La suspension des arméniens contrista la noblesse bretonne, heureuse et fière de fournir la plupart de leurs officiers aux vaisseaux du roi. Elle ne vit pas non plus s’évanouir sans regret les perspectives ouvertes à ses nombreux cadets par la création des grandes compagnies coloniales, car Richelieu avait introduit dans leurs lettres d’érection une clause qui autorisait les gentilshommes à s’associer à ces sortes d’opérations sans déroger. Aussi un respect universel entourait-il dans cette province le nom du grand ministre qui avait su rendre la royauté française si forte sans toucher aux privilèges de la Bretagne, dont il avait été dix ans gouverneur. Appelé en 1632 à y représenter son oncle comme lieutenant-général et gouverneur de Nantes, le duc de La Meilleraye avait obtenu, après la mort du cardinal, des lettres de survivance en faveur de son jeune fils, qui fut depuis duc de Mazarin par son mariage avec Hortense Mancini.

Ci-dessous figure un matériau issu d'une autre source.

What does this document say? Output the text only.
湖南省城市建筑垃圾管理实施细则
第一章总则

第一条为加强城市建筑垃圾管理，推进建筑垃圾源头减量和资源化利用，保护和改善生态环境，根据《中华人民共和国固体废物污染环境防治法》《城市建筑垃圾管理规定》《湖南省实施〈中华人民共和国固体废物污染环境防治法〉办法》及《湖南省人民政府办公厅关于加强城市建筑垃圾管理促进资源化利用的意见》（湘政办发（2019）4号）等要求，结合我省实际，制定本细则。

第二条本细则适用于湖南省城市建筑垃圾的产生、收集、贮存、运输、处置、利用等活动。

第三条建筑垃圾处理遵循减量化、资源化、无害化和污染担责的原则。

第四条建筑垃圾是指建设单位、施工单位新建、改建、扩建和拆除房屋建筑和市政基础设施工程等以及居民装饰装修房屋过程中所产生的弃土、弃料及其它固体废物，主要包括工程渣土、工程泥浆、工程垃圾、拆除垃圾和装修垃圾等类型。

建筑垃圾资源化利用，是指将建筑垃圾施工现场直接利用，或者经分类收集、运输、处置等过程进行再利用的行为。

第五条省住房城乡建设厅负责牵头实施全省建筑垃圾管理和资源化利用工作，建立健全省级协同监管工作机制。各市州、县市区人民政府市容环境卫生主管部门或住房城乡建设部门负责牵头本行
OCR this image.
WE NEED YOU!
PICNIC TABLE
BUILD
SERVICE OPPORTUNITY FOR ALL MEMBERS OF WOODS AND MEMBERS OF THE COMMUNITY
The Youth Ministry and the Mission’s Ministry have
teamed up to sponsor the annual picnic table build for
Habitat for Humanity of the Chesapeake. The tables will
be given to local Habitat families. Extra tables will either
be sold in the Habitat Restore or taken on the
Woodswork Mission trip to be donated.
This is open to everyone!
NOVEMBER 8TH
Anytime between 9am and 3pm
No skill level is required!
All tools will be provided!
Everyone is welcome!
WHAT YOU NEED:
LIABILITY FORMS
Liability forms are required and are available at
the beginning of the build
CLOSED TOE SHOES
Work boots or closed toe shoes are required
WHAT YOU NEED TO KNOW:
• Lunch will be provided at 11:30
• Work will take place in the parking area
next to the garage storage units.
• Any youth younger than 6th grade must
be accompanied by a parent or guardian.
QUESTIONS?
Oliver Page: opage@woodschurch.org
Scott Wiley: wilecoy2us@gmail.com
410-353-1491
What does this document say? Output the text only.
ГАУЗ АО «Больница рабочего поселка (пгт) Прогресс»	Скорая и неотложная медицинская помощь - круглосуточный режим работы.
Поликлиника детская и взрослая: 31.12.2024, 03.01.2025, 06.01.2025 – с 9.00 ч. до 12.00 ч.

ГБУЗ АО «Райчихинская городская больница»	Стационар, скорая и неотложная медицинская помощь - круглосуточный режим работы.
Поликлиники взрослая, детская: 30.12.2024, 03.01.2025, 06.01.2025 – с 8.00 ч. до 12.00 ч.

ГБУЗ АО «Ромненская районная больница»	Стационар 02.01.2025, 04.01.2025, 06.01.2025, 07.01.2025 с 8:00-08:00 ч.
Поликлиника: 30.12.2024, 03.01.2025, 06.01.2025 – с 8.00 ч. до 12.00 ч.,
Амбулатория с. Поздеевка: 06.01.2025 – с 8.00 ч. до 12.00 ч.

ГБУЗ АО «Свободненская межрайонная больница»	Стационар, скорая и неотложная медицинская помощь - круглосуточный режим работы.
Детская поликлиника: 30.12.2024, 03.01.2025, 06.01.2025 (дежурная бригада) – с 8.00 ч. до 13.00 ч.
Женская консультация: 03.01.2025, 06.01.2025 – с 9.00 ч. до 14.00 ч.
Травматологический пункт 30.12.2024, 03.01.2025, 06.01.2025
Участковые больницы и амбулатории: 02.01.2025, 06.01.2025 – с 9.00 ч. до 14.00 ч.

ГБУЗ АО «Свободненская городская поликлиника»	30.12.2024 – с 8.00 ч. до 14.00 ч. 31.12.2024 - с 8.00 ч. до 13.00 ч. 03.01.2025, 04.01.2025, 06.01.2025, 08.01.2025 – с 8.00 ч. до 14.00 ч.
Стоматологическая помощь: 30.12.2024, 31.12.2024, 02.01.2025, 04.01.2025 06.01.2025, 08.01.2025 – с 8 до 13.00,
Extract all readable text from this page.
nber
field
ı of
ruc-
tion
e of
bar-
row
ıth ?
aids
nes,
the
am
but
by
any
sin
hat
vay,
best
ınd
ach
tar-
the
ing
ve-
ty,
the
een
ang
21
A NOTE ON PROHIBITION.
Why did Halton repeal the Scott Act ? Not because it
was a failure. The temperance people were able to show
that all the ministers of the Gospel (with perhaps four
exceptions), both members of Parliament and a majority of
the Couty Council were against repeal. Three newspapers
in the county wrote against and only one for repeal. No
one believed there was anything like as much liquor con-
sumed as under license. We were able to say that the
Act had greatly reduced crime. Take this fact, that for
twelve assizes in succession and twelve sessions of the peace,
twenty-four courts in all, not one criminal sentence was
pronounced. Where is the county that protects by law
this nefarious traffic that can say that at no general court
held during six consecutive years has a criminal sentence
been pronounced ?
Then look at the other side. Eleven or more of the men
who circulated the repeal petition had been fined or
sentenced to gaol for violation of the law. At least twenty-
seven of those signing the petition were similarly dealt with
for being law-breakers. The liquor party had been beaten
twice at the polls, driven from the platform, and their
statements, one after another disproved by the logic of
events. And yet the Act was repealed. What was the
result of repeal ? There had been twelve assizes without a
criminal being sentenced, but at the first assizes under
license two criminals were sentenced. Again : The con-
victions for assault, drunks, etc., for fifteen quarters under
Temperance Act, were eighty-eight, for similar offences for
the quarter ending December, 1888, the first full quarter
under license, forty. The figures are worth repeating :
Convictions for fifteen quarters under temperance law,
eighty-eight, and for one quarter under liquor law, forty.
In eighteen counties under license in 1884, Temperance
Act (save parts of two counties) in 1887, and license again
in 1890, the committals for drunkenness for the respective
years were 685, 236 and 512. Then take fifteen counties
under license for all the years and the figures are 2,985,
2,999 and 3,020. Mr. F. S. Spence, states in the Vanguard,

Deux ans plus tard, M. de La Meilleraye, élevé à la dignité de maréchal de France, avait l’honneur de suppléer dans le gouvernement de la Bretagne la reine régente elle-même. Cette princesse en effet ne crut pas au-dessous d’elle de déférer, en acceptant le titre demeuré vacant par la mort de Richelieu, au vœu exprimé par les états de 1643, et Mazarin estima prudent de ne livrer à aucun prince de la maison royale un pareil poste en présence des agitations qu’il pouvait déjà pressentir.

  1. Histoire de la ville el du port de Brest, par M. Levot, t. Ier, p. 121.